Ford recently attracted unusual attention after deciding to slash the price of the electric version of the best-selling vehicle in the US — the F-150 Lightning pickup truck.
The company reduced the truck’s price by 17% in order to become more attractive to buyers than its competitors, including General Motors and Tesla.
However, the move also reflected negatively on the company’s share price as it signaled issues with manufacturing costs, sales numbers, and the future of Ford EVs in general.
Ford Motor’s Most Popular EV Pickup Sees a $10k Price Cut
The EV in question, F-150 Lightning Pro, is the cheapest version of the electric truck that the company offers. It is aimed at commercial buyers, and after the price slash, the truck is only worth $49,995.
Reducing the price by 17% means that the truck is now $10,000 cheaper. However, it is still around $10,000 higher than its original price from April 2022, when it cost $39,974.
Another low-price model that is available in a similar price range is XLT. This model’s price was also reduced by around $10,000 and now sits at $54,995.
The price cuts came on July 17th, reversing roughly half of the price hikes that Ford implemented last year. At the time, the company’s CEO, Jim Farley, boasted that Ford was increasing prices while Tesla was reducing them.
Now, after the price slashes, Ford released a statement that addressed the situation, pointing out several factors that led to the decision. Its Chief Customer Officer, Marin Gjaja, said:
Shortly after launching the F-150 Lightning, rapidly rising material costs, supply constraints and other factors drove up the cost of the EV truck for Ford and our customers. We’ve continued to work in the background to improve accessibility and affordability to help to lower prices for our customers and shorten the wait times for their new F-150 Lightning.
Ford is Trying to Stay Competitive
Recent reports also suggest that Ford’s actions were partially aimed at allowing the company to get ahead of GM, which started building an electric Chevrolet Silverado pickup earlier in 2023.
At the same time, Tesla revealed its first Cybertruck this weekend, and Ford likely felt that it had to react quickly to keep the attention of the buyers.
The competition among carmakers is rising strongly, and companies are already announcing future developments.
Stellantis NV, for example, already announced its intention to start building its electric Ram pickup — the Revolution — in 2024.
In light of all of these developments, Ford’s Martin Gunsberg said that the EV market is changing rapidly, and the company has to adapt to remain competitive.
Ford Suffers a 5.5% Drop in Share Value
Investors did not react positively to the sudden price cuts. The move caused Ford’s share price to drop, sending them down by 5.5%. The shareholders were seemingly concerned about the cuts and how they might affect the firm’s profits.

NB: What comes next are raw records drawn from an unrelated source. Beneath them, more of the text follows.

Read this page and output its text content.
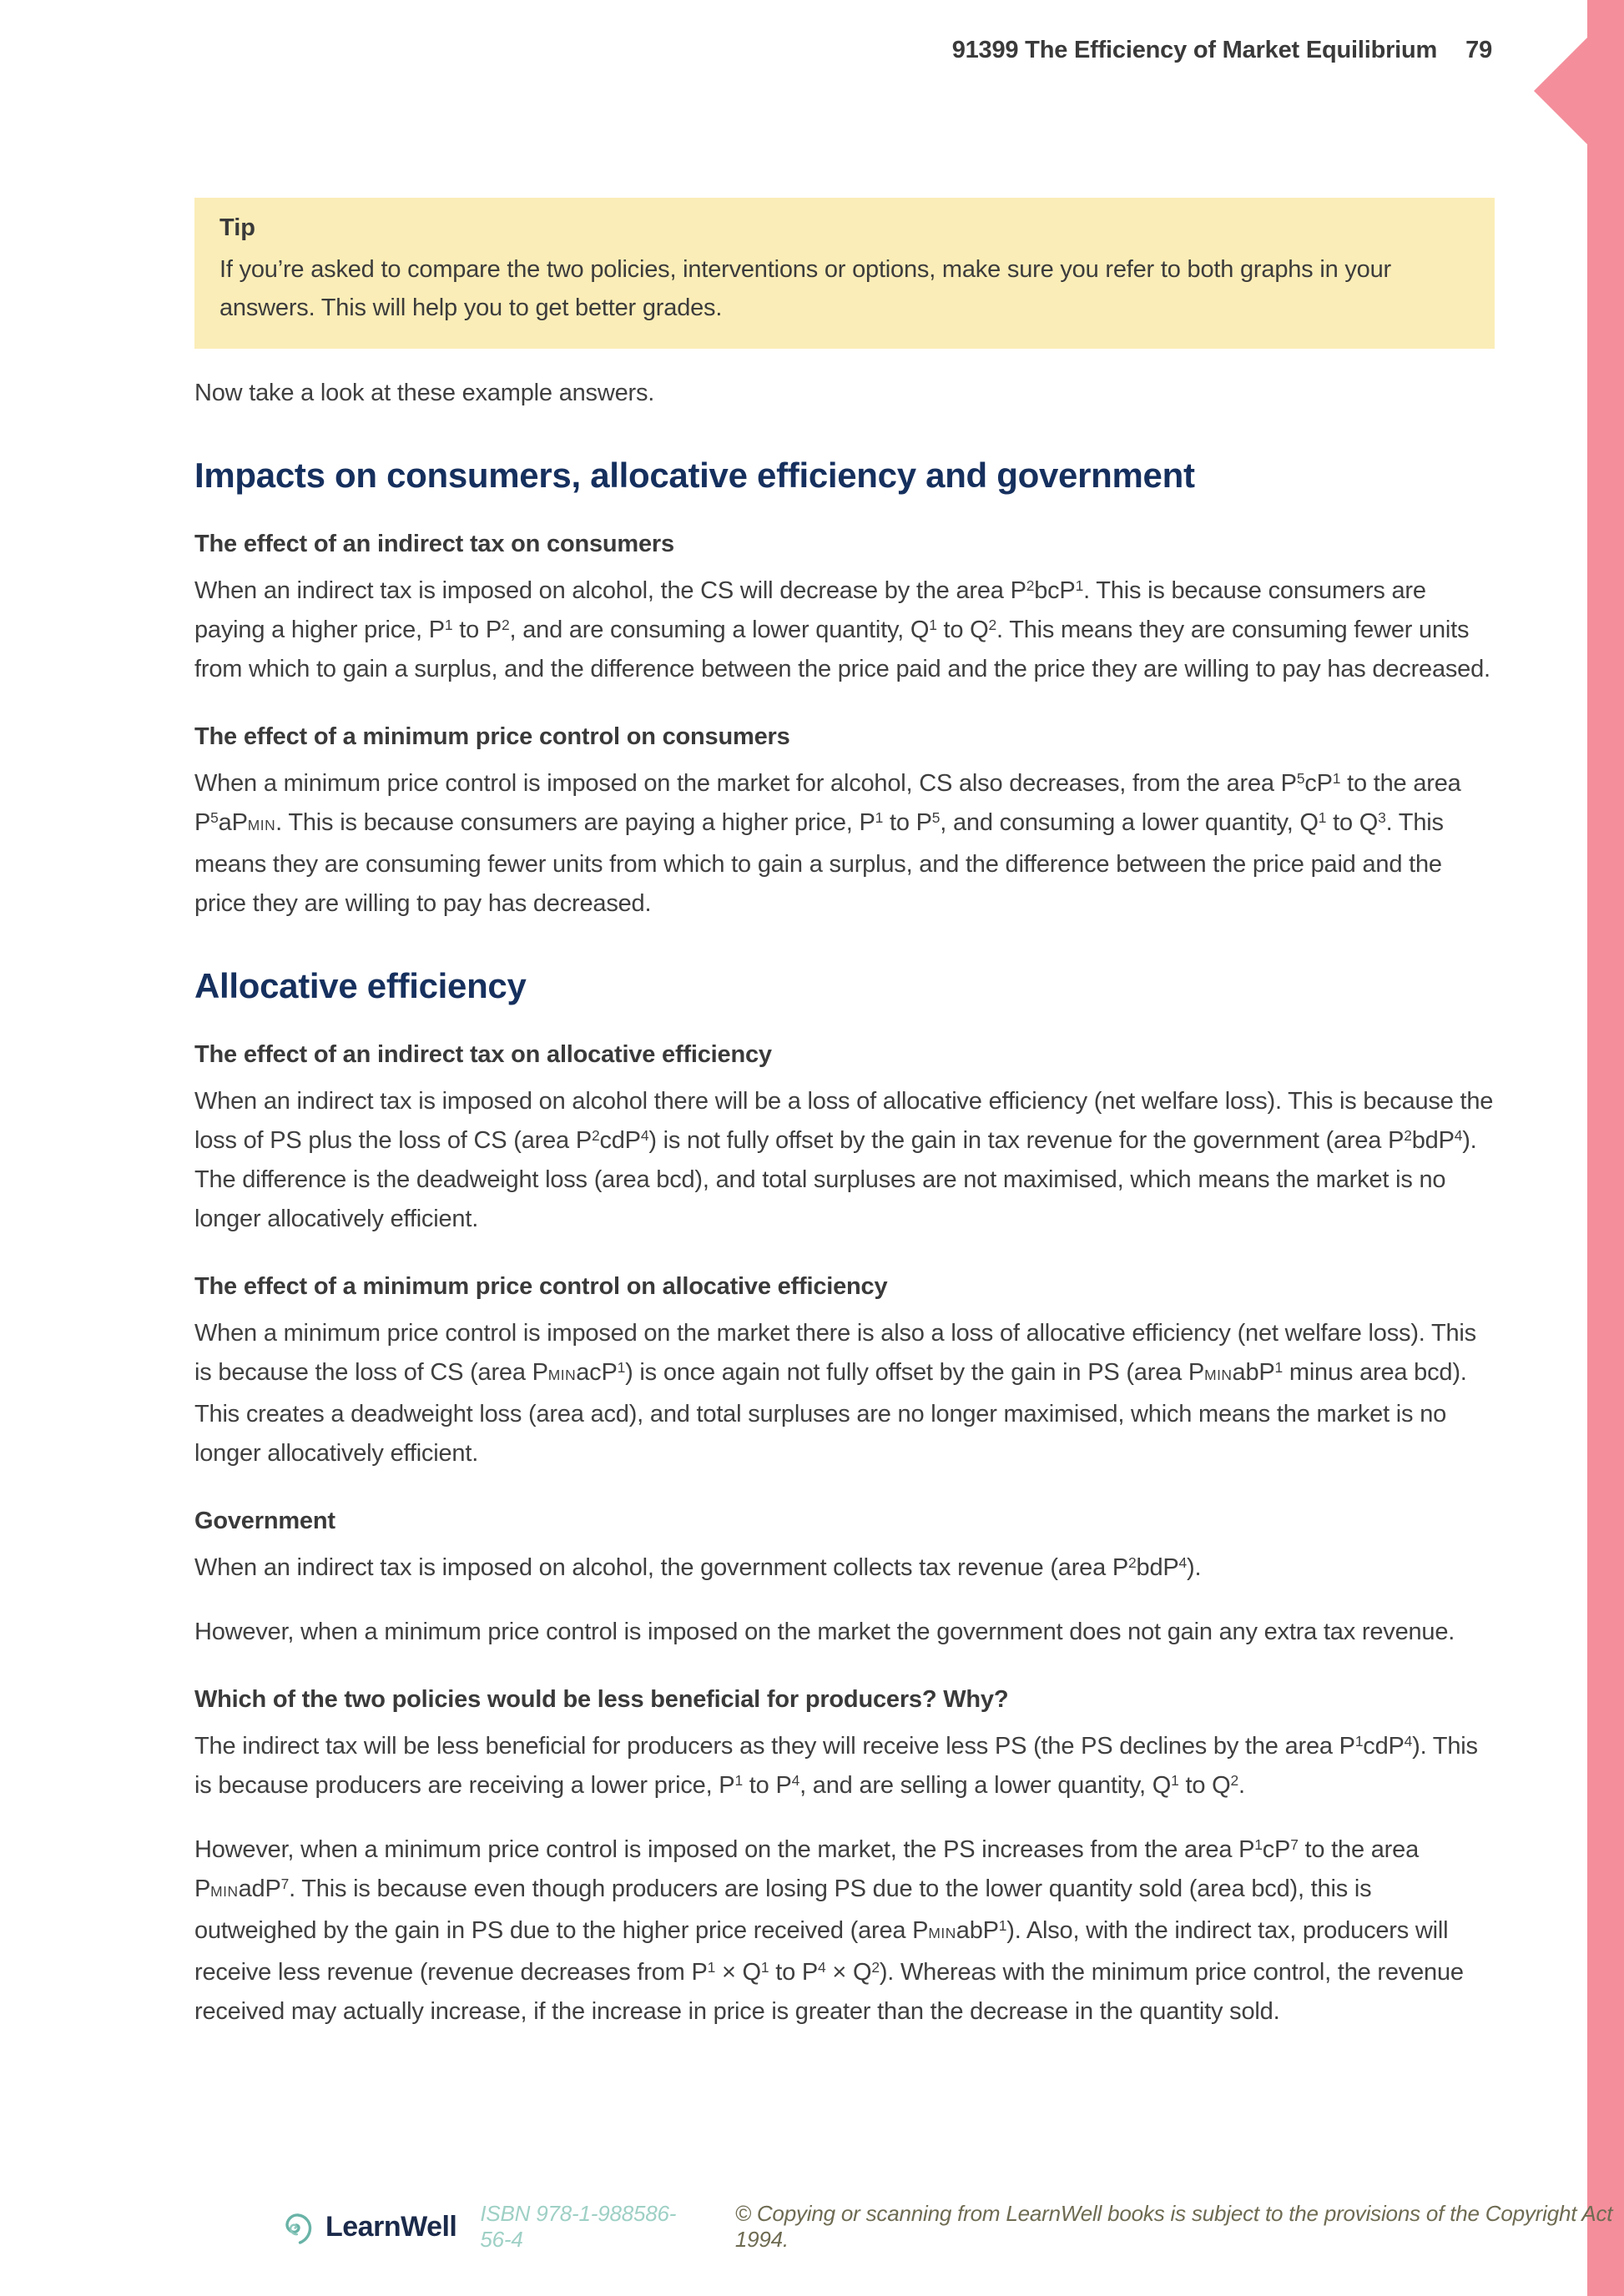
91399 The Efficiency of Market Equilibrium 79

Tip

If you’re asked to compare the two policies, interventions or options, make sure you refer to both graphs in your answers. This will help you to get better grades.

Now take a look at these example answers.

Impacts on consumers, allocative efficiency and government
The effect of an indirect tax on consumers

When an indirect tax is imposed on alcohol, the CS will decrease by the area $P^2bcP^1$. This is because consumers are paying a higher price, $P^1$ to $P^2$, and are consuming a lower quantity, $Q^1$ to $Q^2$. This means they are consuming fewer units from which to gain a surplus, and the difference between the price paid and the price they are willing to pay has decreased.

The effect of a minimum price control on consumers

When a minimum price control is imposed on the market for alcohol, CS also decreases, from the area $P^5cP^1$ to the area $P^5aPMIN$. This is because consumers are paying a higher price, $P^1$ to $P^5$, and consuming a lower quantity, $Q^1$ to $Q^3$. This means they are consuming fewer units from which to gain a surplus, and the difference between the price paid and the price they are willing to pay has decreased.

Allocative efficiency
The effect of an indirect tax on allocative efficiency

When an indirect tax is imposed on alcohol there will be a loss of allocative efficiency (net welfare loss). This is because the loss of PS plus the loss of CS (area $P^2cdP^4$) is not fully offset by the gain in tax revenue for the government (area $P^2bdP^4$). The difference is the deadweight loss (area bcd), and total surpluses are not maximised, which means the market is no longer allocatively efficient.

The effect of a minimum price control on allocative efficiency

When a minimum price control is imposed on the market there is also a loss of allocative efficiency (net welfare loss). This is because the loss of CS (area PMINacP$^1$) is once again not fully offset by the gain in PS (area PMINabP$^1$ minus area bcd). This creates a deadweight loss (area acd), and total surpluses are no longer maximised, which means the market is no longer allocatively efficient.

Government

When an indirect tax is imposed on alcohol, the government collects tax revenue (area $P^2bdP^4$).

However, when a minimum price control is imposed on the market the government does not gain any extra tax revenue.

Which of the two policies would be less beneficial for producers? Why?

The indirect tax will be less beneficial for producers as they will receive less PS (the PS declines by the area $P^1cdP^4$). This is because producers are receiving a lower price, $P^1$ to $P^4$, and are selling a lower quantity, $Q^1$ to $Q^2$.

However, when a minimum price control is imposed on the market, the PS increases from the area $P^1cP^7$ to the area PMINadP$^7$. This is because even though producers are losing PS due to the lower quantity sold (area bcd), this is outweighed by the gain in PS due to the higher price received (area PMINabP$^1$). Also, with the indirect tax, producers will receive less revenue (revenue decreases from $P^1 \times Q^1$ to $P^4 \times Q^2$). Whereas with the minimum price control, the revenue received may actually increase, if the increase in price is greater than the decrease in the quantity sold.

LearnWell ISBN 978-1-988586-56-4
© Copying or scanning from LearnWell books is subject to the provisions of the Copyright Act 1994.
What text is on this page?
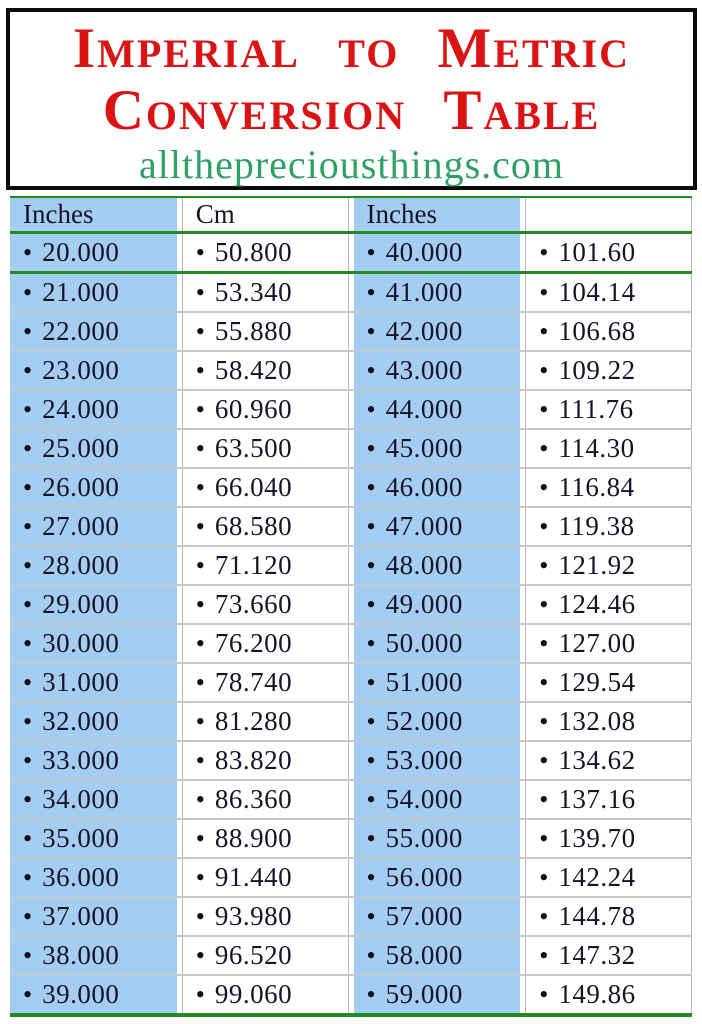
Imperial to Metric
Conversion Table
allthepreciousthings.com
Inches	Cm	Inches
• 20.000	• 50.800	• 40.000	• 101.60
• 21.000	• 53.340	• 41.000	• 104.14
• 22.000	• 55.880	• 42.000	• 106.68
• 23.000	• 58.420	• 43.000	• 109.22
• 24.000	• 60.960	• 44.000	• 111.76
• 25.000	• 63.500	• 45.000	• 114.30
• 26.000	• 66.040	• 46.000	• 116.84
• 27.000	• 68.580	• 47.000	• 119.38
• 28.000	• 71.120	• 48.000	• 121.92
• 29.000	• 73.660	• 49.000	• 124.46
• 30.000	• 76.200	• 50.000	• 127.00
• 31.000	• 78.740	• 51.000	• 129.54
• 32.000	• 81.280	• 52.000	• 132.08
• 33.000	• 83.820	• 53.000	• 134.62
• 34.000	• 86.360	• 54.000	• 137.16
• 35.000	• 88.900	• 55.000	• 139.70
• 36.000	• 91.440	• 56.000	• 142.24
• 37.000	• 93.980	• 57.000	• 144.78
• 38.000	• 96.520	• 58.000	• 147.32
• 39.000	• 99.060	• 59.000	• 149.86
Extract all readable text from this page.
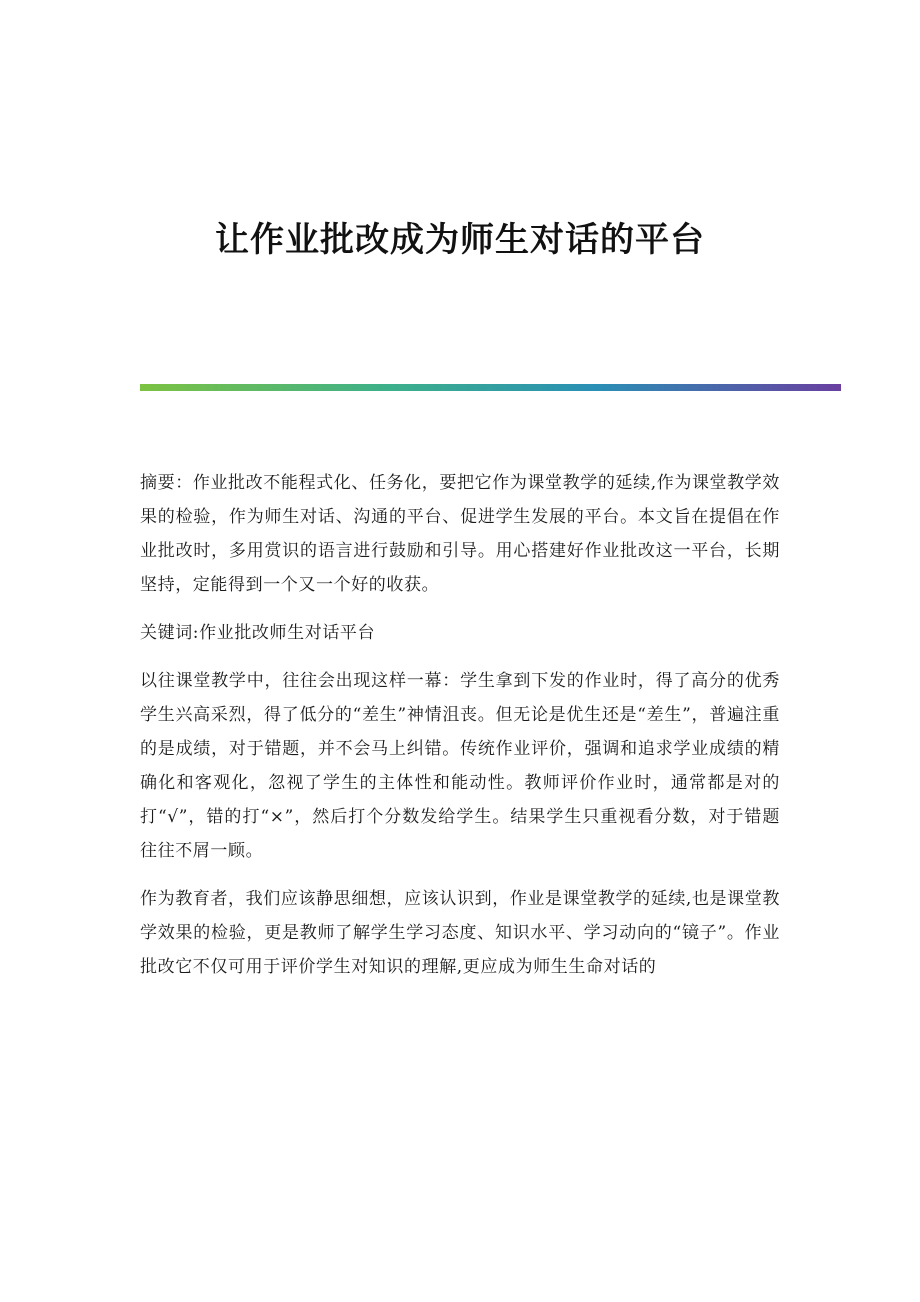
让作业批改成为师生对话的平台

摘要：作业批改不能程式化、任务化，要把它作为课堂教学的延续,作为课堂教学效果的检验，作为师生对话、沟通的平台、促进学生发展的平台。本文旨在提倡在作业批改时，多用赏识的语言进行鼓励和引导。用心搭建好作业批改这一平台，长期坚持，定能得到一个又一个好的收获。

关键词:作业批改师生对话平台

以往课堂教学中，往往会出现这样一幕：学生拿到下发的作业时，得了高分的优秀学生兴高采烈，得了低分的“差生”神情沮丧。但无论是优生还是“差生”，普遍注重的是成绩，对于错题，并不会马上纠错。传统作业评价，强调和追求学业成绩的精确化和客观化，忽视了学生的主体性和能动性。教师评价作业时，通常都是对的打“√”，错的打“×”，然后打个分数发给学生。结果学生只重视看分数，对于错题往往不屑一顾。

作为教育者，我们应该静思细想，应该认识到，作业是课堂教学的延续,也是课堂教学效果的检验，更是教师了解学生学习态度、知识水平、学习动向的“镜子”。作业批改它不仅可用于评价学生对知识的理解,更应成为师生生命对话的
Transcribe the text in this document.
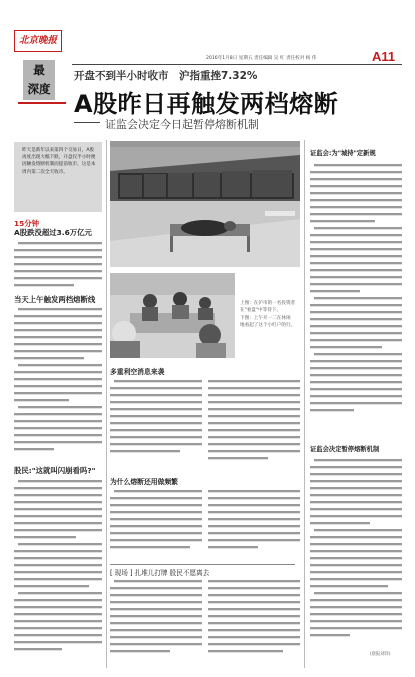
北京晚报
2016年1月8日 星期五 责任编辑 吴 红 责任校对 杨 伟	A11
最
深度
开盘不到半小时收市　沪指重挫7.32%
A股昨日再触发两档熔断
证监会决定今日起暂停熔断机制
昨天是新年以来第四个交易日，A股再度出现大幅下跌，开盘仅半小时便因触发熔断机制而提前收市，这是本周内第二次全天收市。
15分钟
A股跌没超过3.6万亿元
当天上午触发两档熔断线
股民:"这就叫闪崩看吗?"
上图：在沪市的一名投资者
在"看盘"中等待下。
下图：上午开一二在休闲
地看起了这个小红户的行。
多重利空消息来袭
为什么熔断还用做频繁
[ 现场 ] 扎堆儿打牌 股民不愿离去
证监会:为"城持"定新规
证监会决定暂停熔断机制
(晨报刘洋)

Morningstar Inc.’s analyst, David Whiston, said that the market was freaking out as this seems like Ford is chasing Tesla, especially since the company just unveiled its Cybertruck.
However, Ford doesn’t seem to be concerned about the price cuts, even stating that it can afford to reduce the prices more due to low battery costs and economies of scale.
Whiston believes this is a common tactic of boosting the price and coming down as they got more scale.
It is something that Tesla itself did quite often in the past, and at the time, the market loved the move. He sees it as unfair for the market to praise Tesla for doing something like that but to punish Ford for the same move.
Furthermore, Ford is now offering a special deal to F-150 Lightning buyers. It offers to reduce another $1,000 if shoppers configure their trucks online.
In addition to that, it will provide cut-race financing of 1.9% for 36 months to any buyer that qualifies.
Ford’s Price Cuts are a Reaction to Changes in Material Price
The price cuts have a curious timing, given that they came immediately after Tesla’s new model came out. However, Ford claims that this is just a natural price movement.
Last year, it increased the price due to the rise in material costs and supply shortages. This year, the situation is better, so the prices are dropping, as well.
Despite this, the skepticism on Wall Street remains strong, which Whiston also noted.
However, he added that Ford’s plan hinges on margins improving as they achieve scale, and to do that, the company needs volume, which requires it to sell EVs at a lower price than $70k-$98k per vehicle.